Passenger safety is a primary concern for railways and, although everyone is aware of the use of cameras for security, their use in train stations may not be as well-known. Cameras and monitors are put in place to help conductors see that passengers have safely boarded or disembarked from the train, and that doors are open or closed.

But in Japan, the railway's cameras were not doing the job. The conductors, who usually sit in the last car of the train, were having difficulty seeing the images on the monitors on the platforms where the last car stops. The monitors are intended to give the conductors a full view all the way to the front of the train.

Camera Sensors Boost Safety for Japanese Railway
Lighting conditions at the railroad station faced some serious challenges for imaging, such as the shadows of moving trains, and cameras facing backlit railroad cars and the sun.

They also were having trouble seeing the yellow path that the railroad companies lay as a caution for the visually impaired. In addition, lighting conditions are not optimal on the train or in the stations. Lights and shadows change as trains pass along the tracks. Some of the cameras may face into the sun, while others face a backlit railroad car. The challenge is to be able to display a clear, accurate image in these variable lighting conditions.

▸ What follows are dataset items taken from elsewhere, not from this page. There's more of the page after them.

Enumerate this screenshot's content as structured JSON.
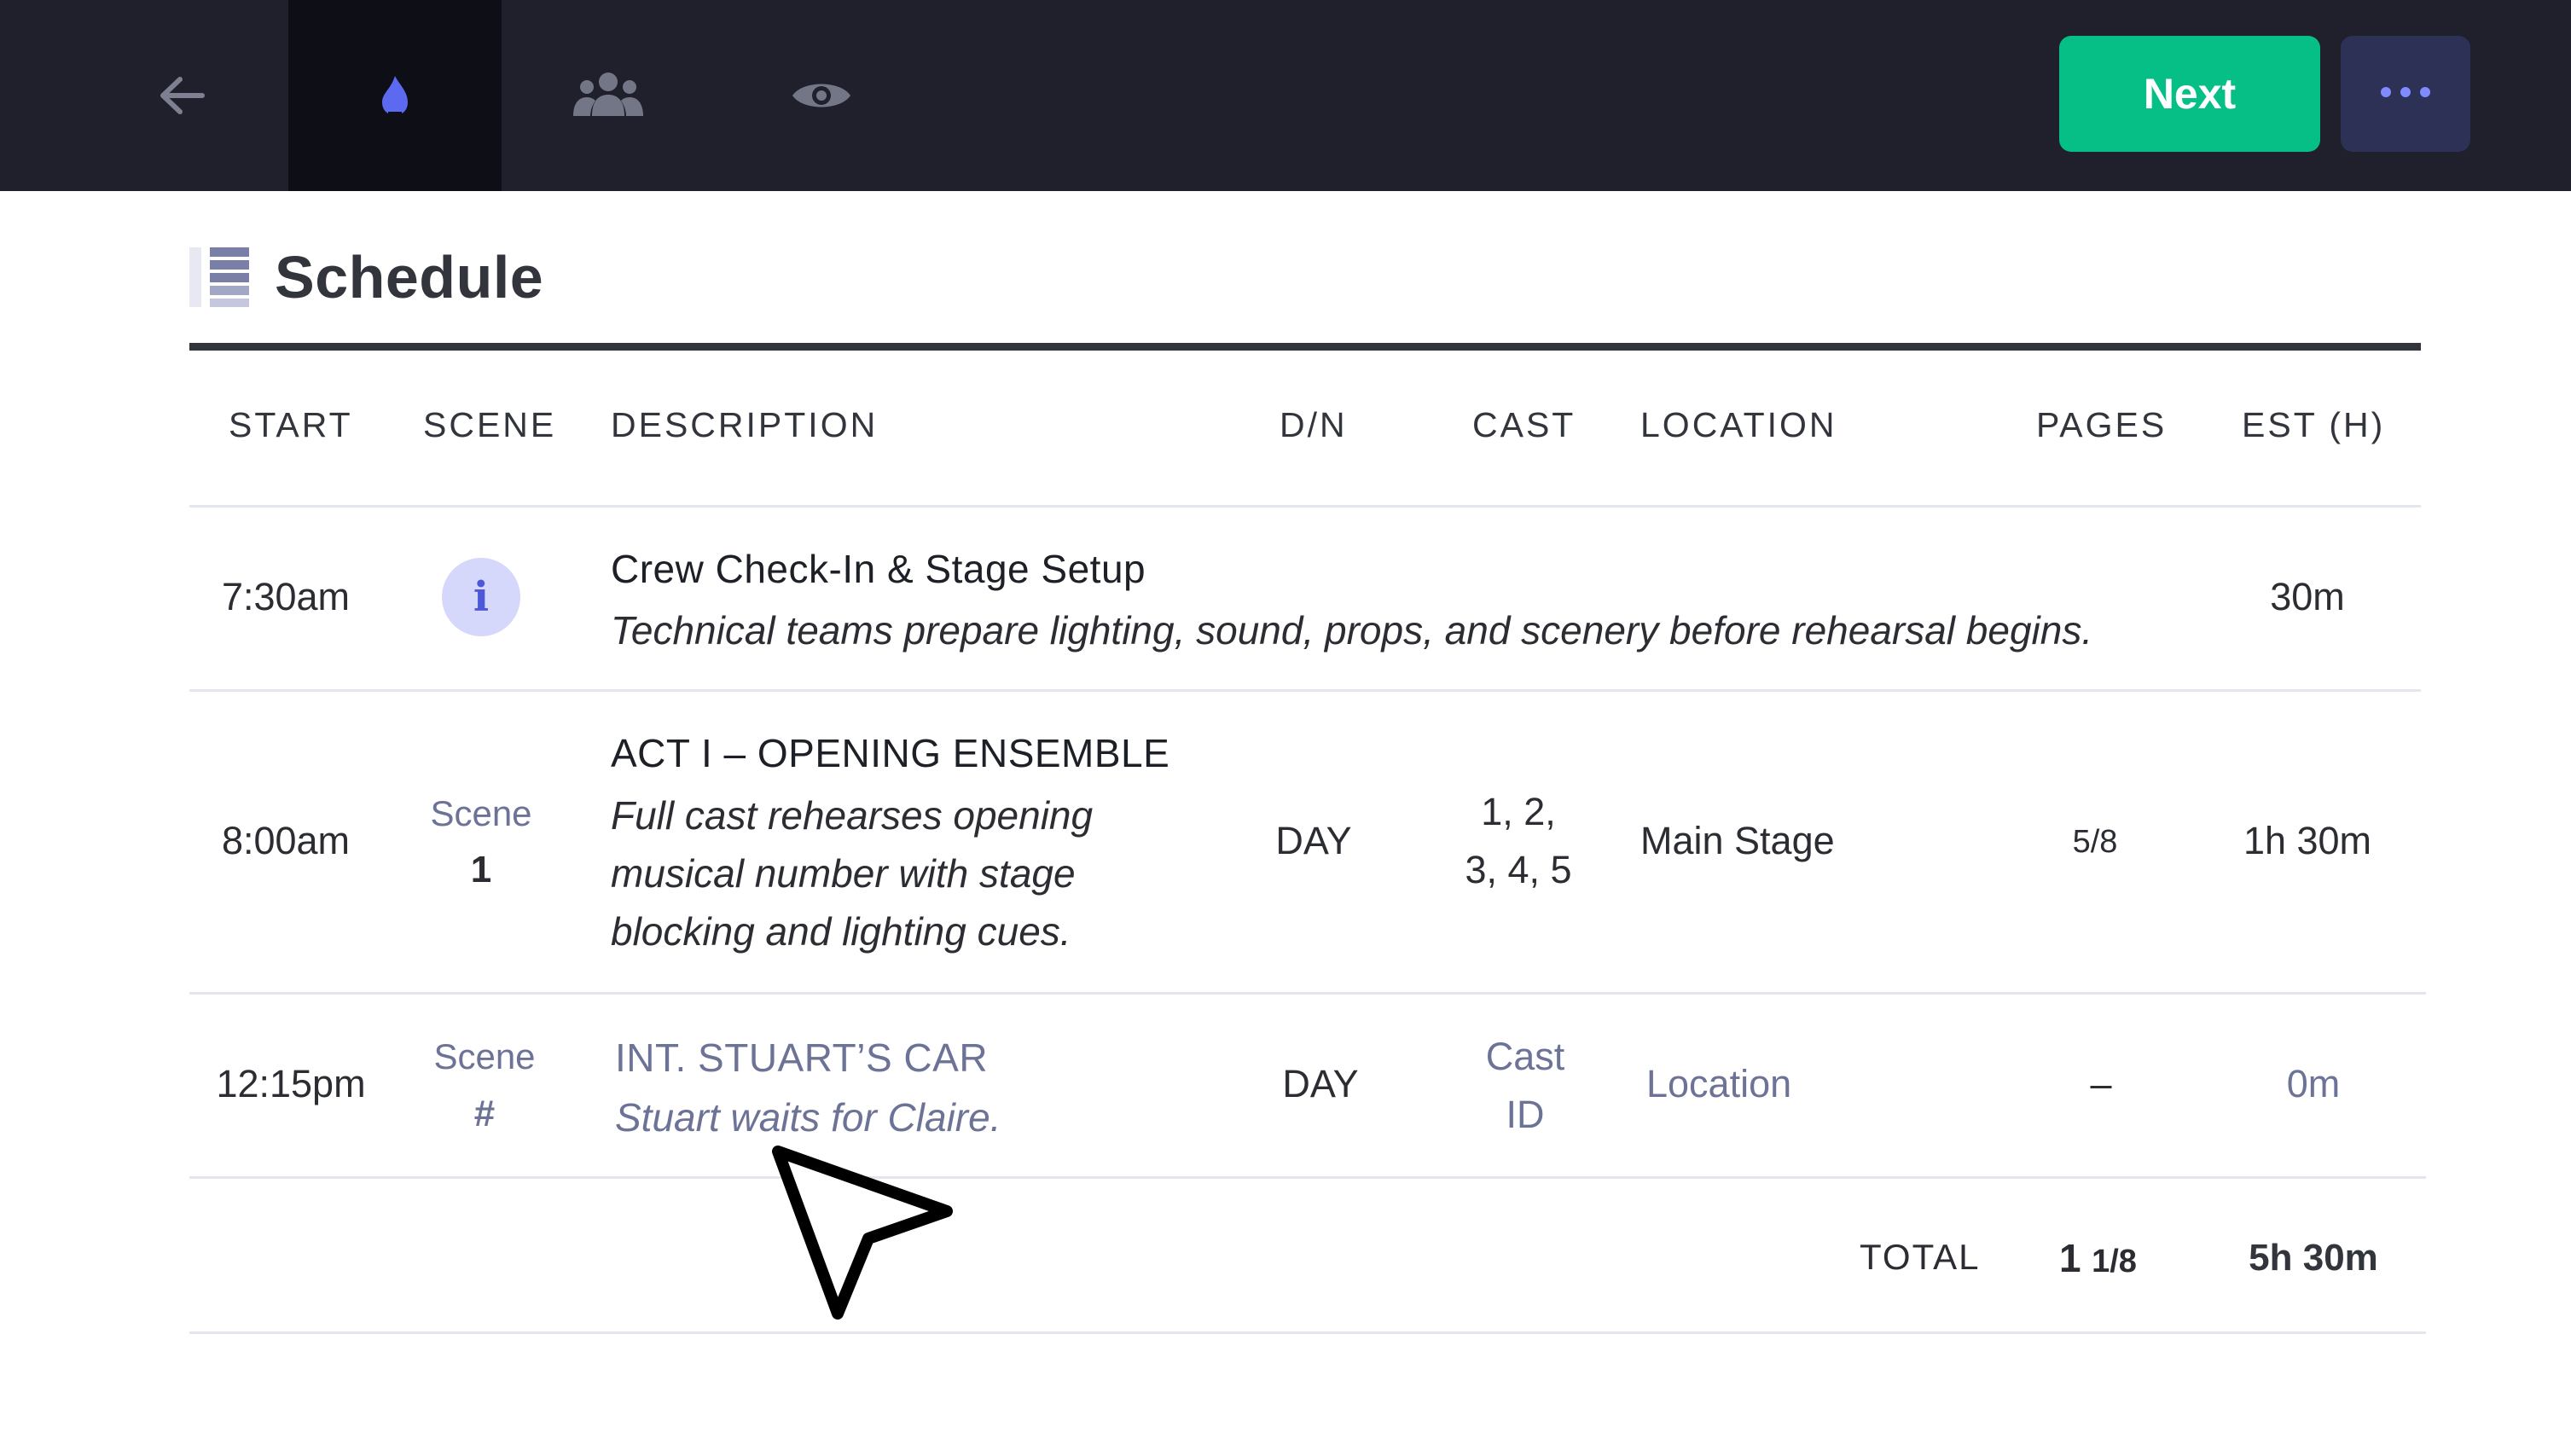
{
  "toolbar": {
    "nav_icons": [
      "back-arrow-icon",
      "flame-icon",
      "people-icon",
      "eye-icon"
    ],
    "next_label": "Next",
    "more_icon": "ellipsis-icon",
    "colors": {
      "bar": "#1f202c",
      "active_tab": "#0d0e16",
      "next": "#06bf86",
      "more": "#2c3155",
      "accent": "#5b6af0"
    }
  },
  "page": {
    "title": "Schedule",
    "title_icon": "list-icon"
  },
  "table": {
    "columns": [
      "START",
      "SCENE",
      "DESCRIPTION",
      "D/N",
      "CAST",
      "LOCATION",
      "PAGES",
      "EST (H)"
    ],
    "rows": [
      {
        "start": "7:30am",
        "scene_icon": "info-icon",
        "scene_badge": "i",
        "title": "Crew Check-In & Stage Setup",
        "description": "Technical teams prepare lighting, sound, props, and scenery before rehearsal begins.",
        "est": "30m"
      },
      {
        "start": "8:00am",
        "scene_label": "Scene",
        "scene_number": "1",
        "title": "ACT I – OPENING ENSEMBLE",
        "description_lines": [
          "Full cast rehearses opening",
          "musical number with stage",
          "blocking and lighting cues."
        ],
        "dn": "DAY",
        "cast_lines": [
          "1, 2,",
          "3, 4, 5"
        ],
        "location": "Main Stage",
        "pages": "5/8",
        "est": "1h 30m"
      },
      {
        "start": "12:15pm",
        "scene_label": "Scene",
        "scene_number": "#",
        "title": "INT. STUART’S CAR",
        "description": "Stuart waits for Claire.",
        "dn": "DAY",
        "cast_lines": [
          "Cast",
          "ID"
        ],
        "location": "Location",
        "pages": "–",
        "est": "0m"
      }
    ],
    "total": {
      "label": "TOTAL",
      "pages_whole": "1",
      "pages_fraction": "1/8",
      "est": "5h 30m"
    }
  }
}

Accuracy is paramount because, if the conductor detects a problem, he may react by halting the closing of the door, thus delaying the start of the train and relaying incorrect status to the station. All of this takes time, and every little mistake in judgment can wreak havoc on a schedule on which the railway system prides itself.

Camera Sensors Boost Safety for Japanese Railway
At a Japanese railroad company, the cameras that were in use for safety concerns were unable to provide high-color-fidelity images of this strip designed for vision-impaired passengers. New cameras with a digital pixel system deliver the quality required.

To address the safety issues, the railway company searched for a better system. It installed cameras from JVC in Japan that have a sensing technology that reproduces accurate colors and compensates for variations in backlighting.

The digital cameras are based on a technology developed at Stanford University in the 1990s that has since been licensed by Pixim Inc. of Mountain View, Calif. Pixim refined the method and made it into a chip set and software targeted for security cameras. The unique chip set is manufactured using a 0.18-µm CMOS process, which makes possible the small size and relatively low cost of the chips.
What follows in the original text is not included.